SISTERS, Ore. – The swelling bulge on the west flank of the South Sister volcano is slowing, and geologists say there are no signs that the uplifted region will erupt in the near future.
The latest statistics from instruments monitoring the bulge indicate the uplift has slowed to about half its former rate of about an inch a year.
Geologists believe the bulge is being created by magma pushed into a chamber four or five miles underground, and its slowing means less the liquid rock is flowing upward. They don’t know why the rate has seemed to ease.
“It’s possible it’s slacking off, but over the coming years, the rate will change,” said geologist Willie Scott at the Cascades Volcano Observatory in Vancouver, Wash. “That’s why we want to continue to monitor it as closely as we can, because we’re seeing a phenomenon that we haven’t been able to study before, and we want to see where it goes.”

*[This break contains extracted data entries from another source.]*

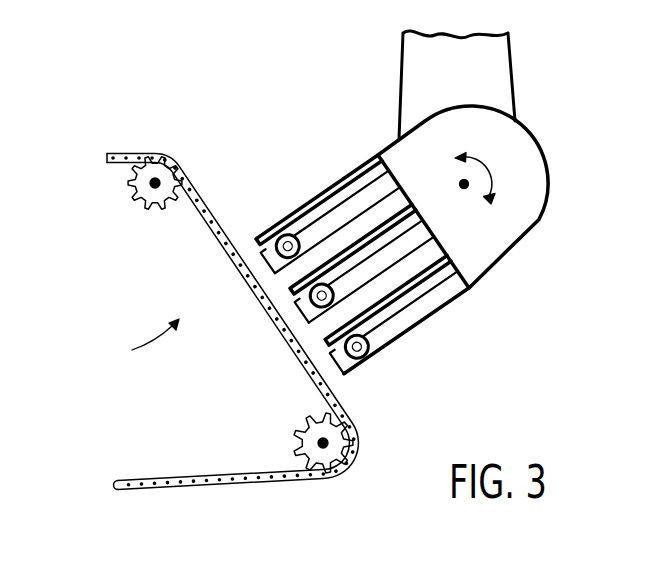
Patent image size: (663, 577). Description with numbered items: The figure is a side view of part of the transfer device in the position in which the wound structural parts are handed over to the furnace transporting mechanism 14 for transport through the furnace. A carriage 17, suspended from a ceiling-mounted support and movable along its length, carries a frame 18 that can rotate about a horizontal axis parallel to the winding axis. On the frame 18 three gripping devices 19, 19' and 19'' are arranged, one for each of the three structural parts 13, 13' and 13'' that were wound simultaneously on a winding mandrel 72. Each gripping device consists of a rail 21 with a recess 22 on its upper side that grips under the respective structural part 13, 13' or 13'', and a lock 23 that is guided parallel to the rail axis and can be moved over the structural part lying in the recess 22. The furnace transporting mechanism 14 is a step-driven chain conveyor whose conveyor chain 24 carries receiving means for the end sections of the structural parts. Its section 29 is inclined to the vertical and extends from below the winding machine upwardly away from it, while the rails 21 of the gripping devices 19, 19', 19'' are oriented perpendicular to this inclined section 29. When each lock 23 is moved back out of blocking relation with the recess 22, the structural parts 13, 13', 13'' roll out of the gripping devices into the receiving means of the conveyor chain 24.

The structural part 13 is at (296, 227).
The structural part 13' is at (313, 295).
The structural part 13'' is at (355, 342).
The furnace transporting mechanism 14 is at (142, 129).
The carriage 17 is at (497, 77).
The frame 18 is at (510, 163).
The gripping device 19 is at (319, 184).
The gripping device 19' is at (310, 261).
The gripping device 19'' is at (406, 322).
The rail 21 is at (420, 303).
The recess 22 is at (363, 354).
The lock 23 is at (322, 330).
The conveyor chain 24 is at (263, 489).
The inclined section 29 is at (140, 343).
The winding mandrel 72 is at (278, 236).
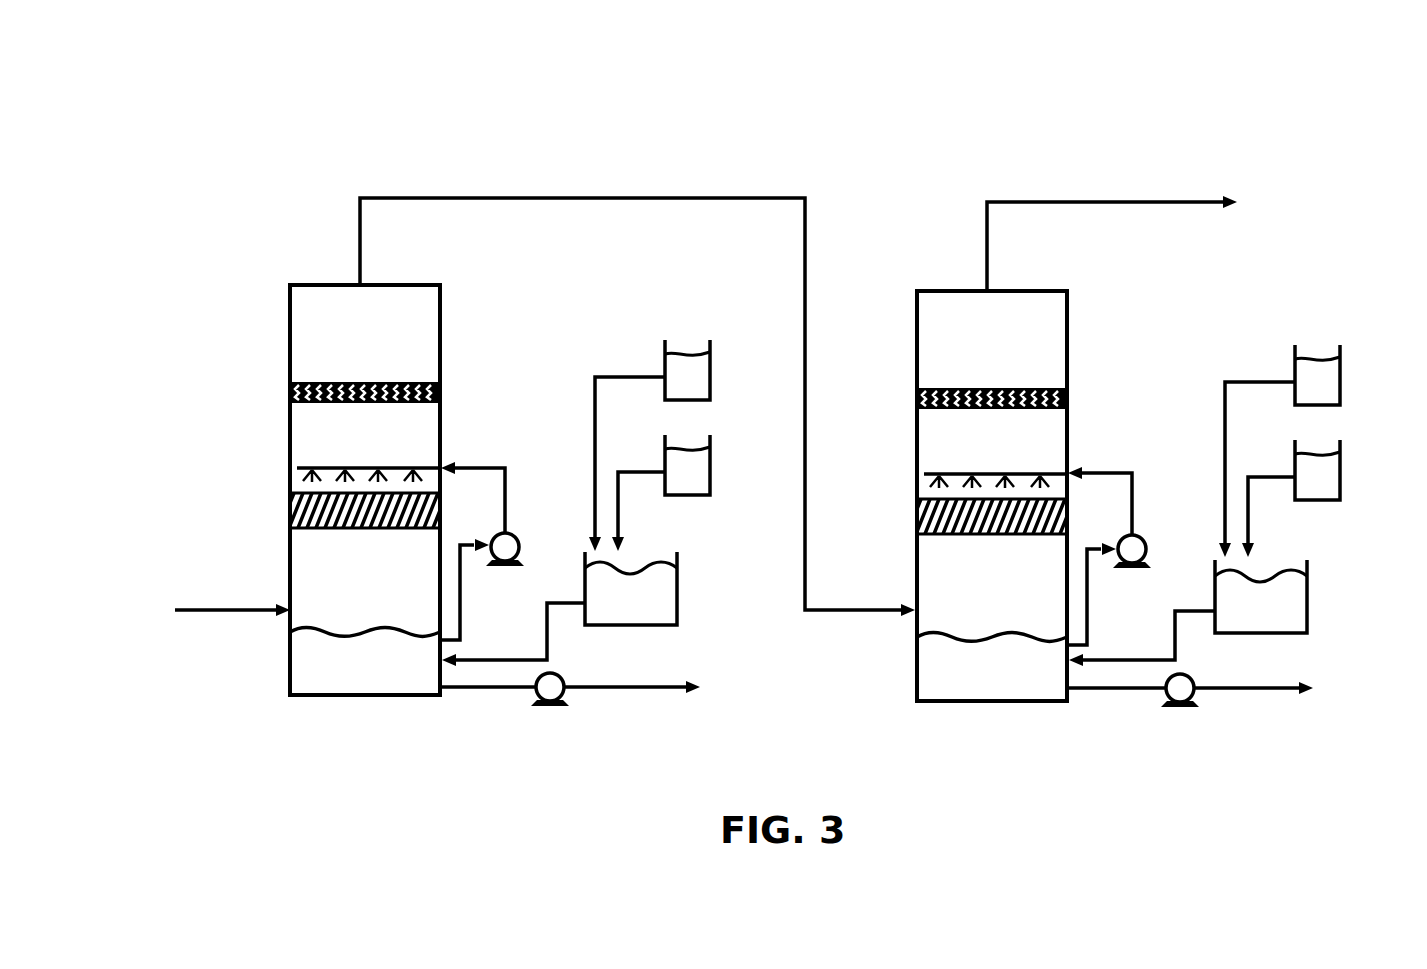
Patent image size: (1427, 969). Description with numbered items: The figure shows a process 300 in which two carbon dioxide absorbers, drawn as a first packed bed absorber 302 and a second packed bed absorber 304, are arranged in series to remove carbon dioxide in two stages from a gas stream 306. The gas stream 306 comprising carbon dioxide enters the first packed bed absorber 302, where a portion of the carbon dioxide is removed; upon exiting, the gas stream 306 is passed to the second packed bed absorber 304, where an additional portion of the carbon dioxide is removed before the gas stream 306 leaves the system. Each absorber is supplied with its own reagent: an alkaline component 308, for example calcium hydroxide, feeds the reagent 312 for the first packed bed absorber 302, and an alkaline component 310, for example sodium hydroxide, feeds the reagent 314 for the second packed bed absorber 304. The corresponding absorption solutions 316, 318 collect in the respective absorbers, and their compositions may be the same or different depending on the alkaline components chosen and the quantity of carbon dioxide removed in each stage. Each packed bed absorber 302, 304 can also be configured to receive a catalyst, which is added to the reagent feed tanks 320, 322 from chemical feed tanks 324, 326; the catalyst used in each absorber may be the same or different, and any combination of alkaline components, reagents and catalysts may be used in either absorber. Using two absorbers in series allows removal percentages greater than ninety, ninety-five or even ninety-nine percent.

Scientists have been monitoring the central Oregon volcano since 2001, when a comparison of newly acquired satellite measurements showed a 10-mile-wide portion of the mountain had risen more than 4 inches over four years.
Since then, instruments have been set up around the mountain, and geologists are using three different techniques to measure ground movement.
A swarm of more than 300 small earthquakes struck the area in March 2004, but the bulge has since been quiet. Only five quakes were recorded this year, none with a magnitude greater than 1.5.